Kupi Beungoh
Sofyan Jalil: Antara “Jok Lam Uteun” dan “Kunci Inggreh”
Apa yang dikerjakan Sofyan yang paling fundamental adalah menerbitkan puluhan juta sertifikat tanah rakyat.
Ucapan Kalla tak salah.
Bayangkan saja kesuksesan yang ditunjukkan Sofyan ketika mengurus berbagai kementerian yang sama sekali tak mempunyai garis linear.
Ia menjabat 5 kementerian dalam masa 13 tahun.
Bayangkan saja keragaman dari berbagai kementerian; Komunikasi, BUMN, Menko Ekonomi, Ketua Bappenas, dan Menteri ATR-BPN.

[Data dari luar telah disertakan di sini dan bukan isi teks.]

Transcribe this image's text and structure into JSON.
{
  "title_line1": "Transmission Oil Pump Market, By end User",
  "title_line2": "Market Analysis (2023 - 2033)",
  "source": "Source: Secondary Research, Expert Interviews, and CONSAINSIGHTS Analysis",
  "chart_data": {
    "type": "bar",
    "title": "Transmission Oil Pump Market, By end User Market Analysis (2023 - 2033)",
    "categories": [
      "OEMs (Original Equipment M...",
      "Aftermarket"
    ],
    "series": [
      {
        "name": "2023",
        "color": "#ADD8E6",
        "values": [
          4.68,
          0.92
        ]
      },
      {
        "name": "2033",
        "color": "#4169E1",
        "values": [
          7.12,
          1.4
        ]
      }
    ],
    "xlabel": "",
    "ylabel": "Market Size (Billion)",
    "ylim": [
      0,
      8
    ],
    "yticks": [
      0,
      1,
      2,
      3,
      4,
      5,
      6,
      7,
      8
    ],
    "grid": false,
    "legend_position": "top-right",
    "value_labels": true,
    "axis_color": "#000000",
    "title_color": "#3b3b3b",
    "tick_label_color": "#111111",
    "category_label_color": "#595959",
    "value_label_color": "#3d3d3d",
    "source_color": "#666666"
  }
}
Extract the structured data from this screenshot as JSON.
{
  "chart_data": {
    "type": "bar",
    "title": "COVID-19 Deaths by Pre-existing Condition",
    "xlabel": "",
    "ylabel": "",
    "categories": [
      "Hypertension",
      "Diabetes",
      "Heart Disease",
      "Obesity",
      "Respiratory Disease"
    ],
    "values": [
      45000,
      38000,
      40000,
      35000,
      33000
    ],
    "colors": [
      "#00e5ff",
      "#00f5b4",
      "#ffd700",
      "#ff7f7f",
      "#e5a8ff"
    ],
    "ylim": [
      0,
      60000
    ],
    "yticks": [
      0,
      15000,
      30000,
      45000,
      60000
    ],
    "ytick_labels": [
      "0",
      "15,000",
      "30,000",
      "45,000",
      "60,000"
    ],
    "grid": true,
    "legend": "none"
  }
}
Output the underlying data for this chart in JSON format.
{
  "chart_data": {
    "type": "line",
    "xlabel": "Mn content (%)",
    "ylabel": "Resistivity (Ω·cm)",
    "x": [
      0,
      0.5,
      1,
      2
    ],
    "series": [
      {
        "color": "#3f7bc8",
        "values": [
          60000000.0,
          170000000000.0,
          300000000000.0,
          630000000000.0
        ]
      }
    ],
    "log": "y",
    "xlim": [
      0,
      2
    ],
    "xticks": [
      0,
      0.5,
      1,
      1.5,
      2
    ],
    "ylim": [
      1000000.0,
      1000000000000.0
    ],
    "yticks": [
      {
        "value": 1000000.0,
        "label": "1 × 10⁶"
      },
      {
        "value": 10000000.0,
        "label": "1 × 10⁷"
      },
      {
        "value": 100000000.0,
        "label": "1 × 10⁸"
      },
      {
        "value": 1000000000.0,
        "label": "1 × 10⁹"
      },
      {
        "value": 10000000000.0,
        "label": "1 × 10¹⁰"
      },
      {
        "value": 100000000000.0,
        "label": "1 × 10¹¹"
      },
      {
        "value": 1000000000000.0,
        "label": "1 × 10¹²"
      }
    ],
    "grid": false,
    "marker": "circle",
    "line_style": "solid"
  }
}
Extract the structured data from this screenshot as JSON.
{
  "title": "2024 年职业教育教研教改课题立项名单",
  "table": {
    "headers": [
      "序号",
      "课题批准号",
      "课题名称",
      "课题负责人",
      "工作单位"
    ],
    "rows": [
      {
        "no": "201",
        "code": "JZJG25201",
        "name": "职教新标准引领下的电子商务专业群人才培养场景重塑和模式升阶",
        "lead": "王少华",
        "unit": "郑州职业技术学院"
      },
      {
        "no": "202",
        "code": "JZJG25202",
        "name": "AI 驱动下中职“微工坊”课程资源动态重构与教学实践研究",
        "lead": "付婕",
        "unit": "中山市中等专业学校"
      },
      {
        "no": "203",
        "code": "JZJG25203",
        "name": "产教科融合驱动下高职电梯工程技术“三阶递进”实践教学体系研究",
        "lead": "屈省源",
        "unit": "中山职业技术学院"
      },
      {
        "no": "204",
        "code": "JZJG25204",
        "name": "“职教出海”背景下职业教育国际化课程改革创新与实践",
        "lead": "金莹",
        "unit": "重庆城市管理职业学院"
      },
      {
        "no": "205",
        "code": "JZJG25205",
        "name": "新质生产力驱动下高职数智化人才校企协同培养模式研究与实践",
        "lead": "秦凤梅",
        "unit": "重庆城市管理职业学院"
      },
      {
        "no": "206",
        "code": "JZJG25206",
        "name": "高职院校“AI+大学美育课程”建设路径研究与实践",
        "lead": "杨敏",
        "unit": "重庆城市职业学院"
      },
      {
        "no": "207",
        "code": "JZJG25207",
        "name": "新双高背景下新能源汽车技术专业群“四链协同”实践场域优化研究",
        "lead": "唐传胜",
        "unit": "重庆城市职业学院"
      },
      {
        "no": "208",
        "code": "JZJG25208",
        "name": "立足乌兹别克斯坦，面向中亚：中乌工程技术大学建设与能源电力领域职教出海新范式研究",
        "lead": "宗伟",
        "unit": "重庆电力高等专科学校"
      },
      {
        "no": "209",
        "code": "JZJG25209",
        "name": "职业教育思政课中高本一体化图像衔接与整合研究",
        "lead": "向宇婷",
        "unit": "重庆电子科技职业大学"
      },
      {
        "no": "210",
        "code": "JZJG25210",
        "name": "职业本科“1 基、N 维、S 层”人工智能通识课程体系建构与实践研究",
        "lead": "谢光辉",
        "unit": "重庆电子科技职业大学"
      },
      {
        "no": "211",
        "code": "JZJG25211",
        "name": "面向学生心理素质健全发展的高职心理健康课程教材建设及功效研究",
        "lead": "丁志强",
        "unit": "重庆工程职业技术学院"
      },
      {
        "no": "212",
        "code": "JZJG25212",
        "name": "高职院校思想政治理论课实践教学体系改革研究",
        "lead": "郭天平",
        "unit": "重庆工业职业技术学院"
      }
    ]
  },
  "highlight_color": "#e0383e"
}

Untung saja ia tidak ditunjuk menjadi Menteri Agama, padahal kemampuannya dalam ilmu-ilmu agama juga cukup lumayan, baik pengetahuan, maupun kepiawaunnya dalam berkhutbah dan berceramah.
Memang, dengan melihat berbagai atribut yang dimilkinya, klaim Kalla bahwa Sofyan “kunci inggreh” tak terbantahkan.
Baca juga: Jadi Pelajaran, Jangan Ada Lagi Korban Mafia Tanah, Nirina Zubir Ingatkan Pentingnya Komunikasi
Dua Cerita Menghadapi Godaan dan Tantangan
Ada banyak cerita tentang Sofyan yang menunjukkan prestasi dan kepiawainnya dalam mengarungi tantangan pekerjaan.
Ada dua cerita yang layak diceritakan sebagai contoh bagaimana Sofyan menghadapi godaan dan tekanan.
Ketika Sofyan menjadi Menteri Komunikasi dan Informatika, pada saat itu ia juga menjadi anggota Tim Delegasi Indonesia untuk perundingan perdamaian dengan GAM pada tahun 2007.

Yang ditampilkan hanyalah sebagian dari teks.